Saturday, June 20, 2009

The Peshawar Problem


www.foreignpolicy.com
Working on the International Crisis Group's recent report on Pakistan's internally displaced persons, our team met with Western officials at the Pearl Continental Hotel in Peshawar. Had it not been for my trip to Washington to speak with U.S. officials about their Af-Pak strategy, there is a good chance that I would have been there last Tuesday, June 9, when terrorists blasted a hole through the building, killing more than a dozen people.
The attackers had a sophisticated, carefully orchestrated strategy. They gunned down the civilian police guarding the hotel's perimeter, which enabled them to drive past the cement barriers and overtake the private guards within the hotel. Once inside, they blew themselves up and much of the hotel with them. It looked just like the attack on the Marriott in Islamabad last September, just like the Taj Mahal Palace and the Oberoi Trident hotels in Mumbai last November, and just like the attack on the Serena Hotel in Kabul in January 2008, which I witnessed from my hotel room there.

The similarities are no coincidence. All the targets have been luxury hotels frequented by foreigners. Every attack has taken advantage of weaknesses in the local infrastructure. Nor was the timing of the attack on the Pearl Continental an accident. Employees from the United Nations, the World Food Program, and numerous aid organizations were staying there. Many of them were charged with helping the 3 million people who have been displaced in the last month alone. These now internally displaced people (IDPs) fled on just a few hours notice -- before a military offensive meant to "flush out" the terrorists in the North-west Frontier Province's Malakand district unleashed heavy artillery, helicopter gunships, and jetfighters against their homes and crops. They left without possessions, and these usually mountain dwellers arrived unprepared for the scorching plains climate. The attack on the Pearl Continental forced international agencies to withdraw their international staff from Peshawar, disrupting assistance to the hundreds of thousands now living in government-run camps.

The IDP situation matters for more than its very real status as a humanitarian crisis. Between 80 and 90 percent of the IDPs are not in the camps; they are bunking with overstretched relatives and friends who receive no outside aid whatsoever. If the international community responds to their needs, these IDPs could present a potentially powerful constituency of civil opposition to extremism. They fled their homes because they reject the militants' worldview. If and when peace returns, they, as a resident living in the Federally Administered Tribal Areas told Crisis Group, will be the robust civil society that is so badly needed in the conflict zones.

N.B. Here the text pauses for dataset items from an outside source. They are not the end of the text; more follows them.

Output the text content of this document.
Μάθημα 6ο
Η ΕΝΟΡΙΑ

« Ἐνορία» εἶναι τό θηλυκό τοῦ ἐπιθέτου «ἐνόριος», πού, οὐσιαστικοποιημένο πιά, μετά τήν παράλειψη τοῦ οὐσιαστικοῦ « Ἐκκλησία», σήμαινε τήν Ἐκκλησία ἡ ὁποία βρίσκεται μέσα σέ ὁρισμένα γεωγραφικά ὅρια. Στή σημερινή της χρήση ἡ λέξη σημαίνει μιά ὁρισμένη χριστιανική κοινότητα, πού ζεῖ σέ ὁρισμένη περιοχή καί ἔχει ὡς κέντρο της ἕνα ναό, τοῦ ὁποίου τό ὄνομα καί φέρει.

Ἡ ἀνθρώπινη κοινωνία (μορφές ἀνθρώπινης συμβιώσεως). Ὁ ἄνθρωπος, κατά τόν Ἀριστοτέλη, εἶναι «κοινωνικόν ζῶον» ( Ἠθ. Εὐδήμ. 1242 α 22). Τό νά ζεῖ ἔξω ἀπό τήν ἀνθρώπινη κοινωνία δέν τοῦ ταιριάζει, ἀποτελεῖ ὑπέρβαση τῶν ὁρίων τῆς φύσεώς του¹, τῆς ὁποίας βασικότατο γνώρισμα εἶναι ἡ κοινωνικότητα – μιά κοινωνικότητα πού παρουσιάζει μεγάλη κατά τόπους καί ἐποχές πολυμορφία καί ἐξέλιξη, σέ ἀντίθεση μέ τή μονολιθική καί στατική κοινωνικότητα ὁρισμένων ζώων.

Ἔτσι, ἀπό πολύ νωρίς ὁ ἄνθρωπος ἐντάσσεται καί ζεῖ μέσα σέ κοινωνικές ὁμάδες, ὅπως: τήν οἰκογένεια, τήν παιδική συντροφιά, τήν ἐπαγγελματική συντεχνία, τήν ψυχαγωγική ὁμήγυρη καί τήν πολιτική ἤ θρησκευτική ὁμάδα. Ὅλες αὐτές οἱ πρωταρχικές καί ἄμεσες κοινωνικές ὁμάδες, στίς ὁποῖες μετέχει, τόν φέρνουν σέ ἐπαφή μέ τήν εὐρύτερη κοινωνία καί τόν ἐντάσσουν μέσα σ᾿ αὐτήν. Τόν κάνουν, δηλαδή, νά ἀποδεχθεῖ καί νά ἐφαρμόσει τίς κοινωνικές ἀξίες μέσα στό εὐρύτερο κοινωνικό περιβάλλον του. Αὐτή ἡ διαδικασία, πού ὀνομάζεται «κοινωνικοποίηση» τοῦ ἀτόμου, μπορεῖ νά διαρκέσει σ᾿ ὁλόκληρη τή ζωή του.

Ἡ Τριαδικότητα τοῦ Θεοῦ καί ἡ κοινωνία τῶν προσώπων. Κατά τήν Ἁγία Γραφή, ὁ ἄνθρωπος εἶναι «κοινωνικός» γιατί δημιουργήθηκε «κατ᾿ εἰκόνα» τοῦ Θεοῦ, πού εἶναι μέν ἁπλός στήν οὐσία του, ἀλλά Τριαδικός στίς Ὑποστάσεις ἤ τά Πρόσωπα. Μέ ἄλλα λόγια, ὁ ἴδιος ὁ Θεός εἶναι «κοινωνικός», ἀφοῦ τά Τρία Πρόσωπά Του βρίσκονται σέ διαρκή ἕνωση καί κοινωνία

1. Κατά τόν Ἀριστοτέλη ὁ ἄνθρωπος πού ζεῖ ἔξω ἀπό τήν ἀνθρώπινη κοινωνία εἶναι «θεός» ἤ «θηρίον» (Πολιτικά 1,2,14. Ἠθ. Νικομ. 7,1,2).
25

If Pakistan and its international partners don't meet the needs of those taking refuge, the jihadists will. For a taste of what could happen, just take the October 2008 earthquake in Quetta. To this day, jihadi organizations are winning support by posing as relief groups, offering food, shelter, education, and salvation in one fell swoop. For many IDPs, these services will be their only option. It is not surprising that the terrorists have been so effective in Pakistan.

There are other vulnerabilities that militants exploit here, too. Aid and assistance is one; policing is even more important. Local police forces in the area of the attacks were and remain completely ill-equipped to contend with insurgents. They lack training, barriers, vehicles, modern weapons, and even guns. The underfunded police could do far more with all of these missing resources in hand. As proof, police forces have more frequently intervened and prevented more deadly attacks than their well-funded Army colleagues. If they were trained in counterinsurgency tactics and evidence collection, police could rightly treat and try militants as criminals. Today, the country's criminal prosecution rate stands at only 10 percent.

If the Peshawar attacks teach us anything, it is that, while the foot soldiers may be local militants, the brains behind the terrorist attacks are not. In 2009, there have been more terrorist attacks and more suicide bombings in Pakistan than in Iraq. For the masterminds behind the brutal violence, Pakistan is just the latest frontier in a global campaign.

Their broader goal is clear: terrorize and demoralize the public and the security agencies, and prevent vital services from reaching those who need it most. Al Qaeda and the Taliban's foothold on the tribal belt enables them to do just that. When the state fails to provide the services that civilians desperately need, the jihadists fill the void. The way that Pakistan, the United States, and other partners approach relief for the latest victims will determine what will emerge from the rubble: a strong civil society that stands in opposition to extremism, or a population beaten into compliance with the very forces tearing their country apart.